• CHAPTER 1




    Far past the reaches of the green hued meadow, sunlight washed over the snow-laden mountain top beyond, growing ever closer to the horizon. The contour of the jagged mountain against the pale grey sky was alarmingly beautiful, and this she admired from the worn, wooden bench from where she sat.
    She drew her cream colored knit sweater closer around her thin, frail arms and leaned back, the bench gently groaning under the pressure. It was late February and yet the irises had already begun to bloom. Their soft, light purple petals brushed across the grassy meadow, their hue congruent with that of the early morning sky.
    This was a thoughtful place, where she often spent hours immersing herself in the serenity of the land. She felt at peace here, it cleared her mind and allowed her an escape from reality.
    However, reality itself is respective of each conciousness who experiences it.
    A mild breeze swept through the arid meadow, and she could feel her body temperature rise as the sun's rays encompassed her as well. Though it would hardly reach forty degrees at this point in the morning, she broke into a sweat and ushered herself out of her repose. '
    Clinging to the back of the bench with a free hand as she pushed herself up, she winced as her weakened knees attempted to support her meager weight. Once she regained a vertical posture, she exhaled a sigh of relief and ambled slowly back to RV that had waited alongside a rough dirt road east of the mountain side.

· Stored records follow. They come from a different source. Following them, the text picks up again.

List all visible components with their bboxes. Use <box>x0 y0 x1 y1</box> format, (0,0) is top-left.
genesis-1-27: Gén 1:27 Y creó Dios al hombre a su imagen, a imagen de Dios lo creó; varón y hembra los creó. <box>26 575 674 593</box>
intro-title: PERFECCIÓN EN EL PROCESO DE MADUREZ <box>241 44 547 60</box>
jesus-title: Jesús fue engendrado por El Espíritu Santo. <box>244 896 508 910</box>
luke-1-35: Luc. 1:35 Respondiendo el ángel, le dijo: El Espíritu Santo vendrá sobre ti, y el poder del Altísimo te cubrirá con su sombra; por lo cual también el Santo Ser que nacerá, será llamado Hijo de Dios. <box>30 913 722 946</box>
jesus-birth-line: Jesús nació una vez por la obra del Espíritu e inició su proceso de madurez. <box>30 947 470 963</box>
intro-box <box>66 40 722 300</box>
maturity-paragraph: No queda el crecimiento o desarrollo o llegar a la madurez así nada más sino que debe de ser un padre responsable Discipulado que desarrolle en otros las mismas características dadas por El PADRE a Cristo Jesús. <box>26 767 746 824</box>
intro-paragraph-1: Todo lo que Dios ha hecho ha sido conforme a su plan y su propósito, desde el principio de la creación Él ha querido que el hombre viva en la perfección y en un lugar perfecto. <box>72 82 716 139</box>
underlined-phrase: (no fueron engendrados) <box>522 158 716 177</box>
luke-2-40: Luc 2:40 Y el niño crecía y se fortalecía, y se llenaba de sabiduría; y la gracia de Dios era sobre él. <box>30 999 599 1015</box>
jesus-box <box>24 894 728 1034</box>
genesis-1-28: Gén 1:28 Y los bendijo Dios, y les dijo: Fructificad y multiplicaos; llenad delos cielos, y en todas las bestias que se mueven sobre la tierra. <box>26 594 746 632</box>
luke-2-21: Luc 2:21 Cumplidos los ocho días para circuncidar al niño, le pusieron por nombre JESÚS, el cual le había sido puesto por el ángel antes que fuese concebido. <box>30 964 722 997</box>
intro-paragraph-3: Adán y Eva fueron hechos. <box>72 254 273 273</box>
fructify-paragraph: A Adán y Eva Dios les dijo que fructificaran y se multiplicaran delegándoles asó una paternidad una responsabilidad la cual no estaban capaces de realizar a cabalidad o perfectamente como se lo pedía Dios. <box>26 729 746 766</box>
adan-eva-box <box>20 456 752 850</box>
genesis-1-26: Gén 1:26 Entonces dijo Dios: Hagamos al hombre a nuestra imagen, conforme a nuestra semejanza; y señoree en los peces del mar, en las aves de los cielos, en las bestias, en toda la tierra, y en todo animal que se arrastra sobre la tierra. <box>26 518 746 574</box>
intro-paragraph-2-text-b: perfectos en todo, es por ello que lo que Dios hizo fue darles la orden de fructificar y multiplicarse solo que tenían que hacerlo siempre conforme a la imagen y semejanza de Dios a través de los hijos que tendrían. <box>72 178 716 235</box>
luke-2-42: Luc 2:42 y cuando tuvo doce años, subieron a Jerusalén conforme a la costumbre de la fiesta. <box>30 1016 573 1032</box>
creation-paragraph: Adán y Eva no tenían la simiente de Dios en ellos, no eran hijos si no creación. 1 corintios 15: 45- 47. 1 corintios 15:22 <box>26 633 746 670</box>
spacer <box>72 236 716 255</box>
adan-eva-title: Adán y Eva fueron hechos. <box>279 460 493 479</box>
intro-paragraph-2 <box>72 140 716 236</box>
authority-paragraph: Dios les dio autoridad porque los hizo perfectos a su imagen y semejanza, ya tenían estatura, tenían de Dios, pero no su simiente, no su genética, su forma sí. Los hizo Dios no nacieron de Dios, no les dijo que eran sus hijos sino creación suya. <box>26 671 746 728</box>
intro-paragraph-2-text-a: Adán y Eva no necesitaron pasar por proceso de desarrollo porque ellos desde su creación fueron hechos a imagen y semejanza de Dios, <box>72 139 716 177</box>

    She paused, her slim knees aching from the pressure of gravity pulling her towards the earth, coaxing her to buckle down at any moment, and took a few short winded breaths. The entirety of her chest felt as though there was a great force squeezing her, making it very difficult to breathe. Pressing a cool, clammy hand over her partially uncovered chest, she continued on with only a slight limp.
    Without looking back once, she climbed slowly but surely into her reliable camper and gently hoisted her small body into the driver's seat. She promptly fastened her seatbelt and adjusted her mirrors, indulging herself in one last view of the mountain ridge and the field rampant with her most beloved flower, before throwing the vehicle into gear and driving the old white camper directly off the ridge of the plateau.
    The familiar smell of cinder smoke and flowers was more vivid than anything in her last moments, where she clenched her eyelids shut and grasped the wheel with such clenched fists that her knuckles where completely white. During the very last moment, the last second, she smelled autumn, and could have sworn that she heard someone calling to her, belonging to a voice that had not uttered a single sound in ten years, calling her name. Whether it was a delusion, euphoria caused by an on-set of panic or a near death experience, the sound of his voice brought her instantaneously to tears, tears of joy, of bitter sorrow. She forced herself to believe that she would soon be joining the only person that she had ever loved and hated and adored and despised. The only one that could make her feel anything at all.